3Dプリント技術で新石器時代の犬の顔を再現

スコットランドの公的機関が3Dプリント技術を用いて新石器時代の犬の頭部を再現

スコットランドの歴史的環境を調査、ケアし促進するために設立された同国の公的機関 Historic Environment Scotland(以下 HES)は、 3Dプリントなどの最新の3D技術を利用して、新石器時代の犬の頭部を復元した。

最新のデジタル技術から復元された犬の頭部は、スコットランドのオークニー諸島の本島であるメインランドにある新石器時代の埋葬用モニュメント「Cuween Hill Chambered Cairn」で発掘された犬の頭蓋骨(スコットランド国立博物館収蔵品)を元に復元されている。

1901年に発掘された犬の頭蓋骨は、エジンバラ大学ロイヤル(ディック)獣医学校のスタッフによってCTスキャンされた後、HESのデジタル・ドキュメンテーション・チームによって3Dプリントされた。3Dプリントされた頭蓋骨は、法医学アーティストであるエイミー・ソーントンの手によってリアルな復元モデルとして完成し、石器時代の犬がどのような姿をしていたかを明らかにした。
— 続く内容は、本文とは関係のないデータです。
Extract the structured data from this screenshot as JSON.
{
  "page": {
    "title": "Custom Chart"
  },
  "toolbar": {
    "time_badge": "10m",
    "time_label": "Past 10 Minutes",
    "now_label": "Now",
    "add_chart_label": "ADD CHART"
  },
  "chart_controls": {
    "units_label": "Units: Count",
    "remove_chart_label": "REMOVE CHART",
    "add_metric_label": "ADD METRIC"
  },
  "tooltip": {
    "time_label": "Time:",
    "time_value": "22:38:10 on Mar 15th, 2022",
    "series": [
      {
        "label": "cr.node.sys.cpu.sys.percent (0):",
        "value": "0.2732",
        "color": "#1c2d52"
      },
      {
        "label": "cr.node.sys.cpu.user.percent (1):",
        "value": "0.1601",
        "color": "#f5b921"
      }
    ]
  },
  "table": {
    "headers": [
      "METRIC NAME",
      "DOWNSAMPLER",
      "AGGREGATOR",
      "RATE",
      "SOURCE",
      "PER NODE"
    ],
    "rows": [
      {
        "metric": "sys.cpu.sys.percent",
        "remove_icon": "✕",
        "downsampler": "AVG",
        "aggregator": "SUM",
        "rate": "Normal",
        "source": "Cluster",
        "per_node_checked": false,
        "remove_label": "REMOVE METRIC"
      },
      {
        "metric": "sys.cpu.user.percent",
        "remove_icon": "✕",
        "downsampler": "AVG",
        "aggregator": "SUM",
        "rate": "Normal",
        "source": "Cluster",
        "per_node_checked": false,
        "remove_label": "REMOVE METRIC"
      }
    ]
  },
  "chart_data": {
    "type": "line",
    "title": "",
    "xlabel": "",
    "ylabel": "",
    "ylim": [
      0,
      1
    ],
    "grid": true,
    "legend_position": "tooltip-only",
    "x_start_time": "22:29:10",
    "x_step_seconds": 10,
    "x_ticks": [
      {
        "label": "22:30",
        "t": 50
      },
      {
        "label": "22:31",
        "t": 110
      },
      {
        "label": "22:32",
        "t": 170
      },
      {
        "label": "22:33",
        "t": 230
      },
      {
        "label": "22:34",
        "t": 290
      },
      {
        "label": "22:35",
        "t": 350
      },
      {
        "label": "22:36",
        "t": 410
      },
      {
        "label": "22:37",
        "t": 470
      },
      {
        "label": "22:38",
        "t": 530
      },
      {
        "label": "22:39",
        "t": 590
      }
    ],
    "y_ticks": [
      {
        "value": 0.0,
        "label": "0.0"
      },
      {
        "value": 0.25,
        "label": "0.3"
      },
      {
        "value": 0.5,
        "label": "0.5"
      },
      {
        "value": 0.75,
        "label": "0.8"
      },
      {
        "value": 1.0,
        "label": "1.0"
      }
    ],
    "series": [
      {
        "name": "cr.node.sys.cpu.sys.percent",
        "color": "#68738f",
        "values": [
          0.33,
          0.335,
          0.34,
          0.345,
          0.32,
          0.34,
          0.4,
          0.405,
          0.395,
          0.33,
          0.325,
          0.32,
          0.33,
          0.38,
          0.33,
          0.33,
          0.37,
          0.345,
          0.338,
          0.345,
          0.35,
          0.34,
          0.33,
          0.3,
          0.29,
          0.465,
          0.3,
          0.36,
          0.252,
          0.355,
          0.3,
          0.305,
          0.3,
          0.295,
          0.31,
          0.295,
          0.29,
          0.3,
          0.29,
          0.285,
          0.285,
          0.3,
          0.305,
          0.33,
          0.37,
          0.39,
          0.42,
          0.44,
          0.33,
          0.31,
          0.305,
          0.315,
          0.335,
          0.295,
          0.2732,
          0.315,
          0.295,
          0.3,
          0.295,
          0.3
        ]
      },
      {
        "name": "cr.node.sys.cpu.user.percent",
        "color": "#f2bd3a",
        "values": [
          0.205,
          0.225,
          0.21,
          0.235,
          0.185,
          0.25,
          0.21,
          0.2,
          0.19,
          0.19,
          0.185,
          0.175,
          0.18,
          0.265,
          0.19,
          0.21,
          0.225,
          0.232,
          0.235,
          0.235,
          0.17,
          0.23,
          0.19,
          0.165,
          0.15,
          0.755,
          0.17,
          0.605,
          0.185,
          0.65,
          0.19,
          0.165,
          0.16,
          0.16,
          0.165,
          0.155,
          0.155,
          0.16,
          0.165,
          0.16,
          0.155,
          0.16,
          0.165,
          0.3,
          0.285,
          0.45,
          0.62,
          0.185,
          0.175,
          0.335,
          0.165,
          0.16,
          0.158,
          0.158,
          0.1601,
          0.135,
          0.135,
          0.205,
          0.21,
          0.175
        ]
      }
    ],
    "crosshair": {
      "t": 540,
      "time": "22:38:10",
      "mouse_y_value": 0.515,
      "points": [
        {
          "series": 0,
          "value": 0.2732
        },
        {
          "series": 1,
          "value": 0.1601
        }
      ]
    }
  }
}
3Dプリントされた犬の頭蓋骨は、粘土を使った伝統的な方法で成形された後にシリコンで鋳造し、犬の体毛で覆って仕上げられている。

このプロジェクトは、オークニー地域にある新石器時代の墓から発見されたものに命を吹き込むため、3Dプリントや3Dスキャンの最新技術を使用する取り組みの一環として展開されており、過去には「Open Heritage」プロジェクトとして、3Dレーザースキャンを使った史跡の3Dモデルを生成し、Google Arts & Cultureプラットフォーム上で探索できるよう構築している。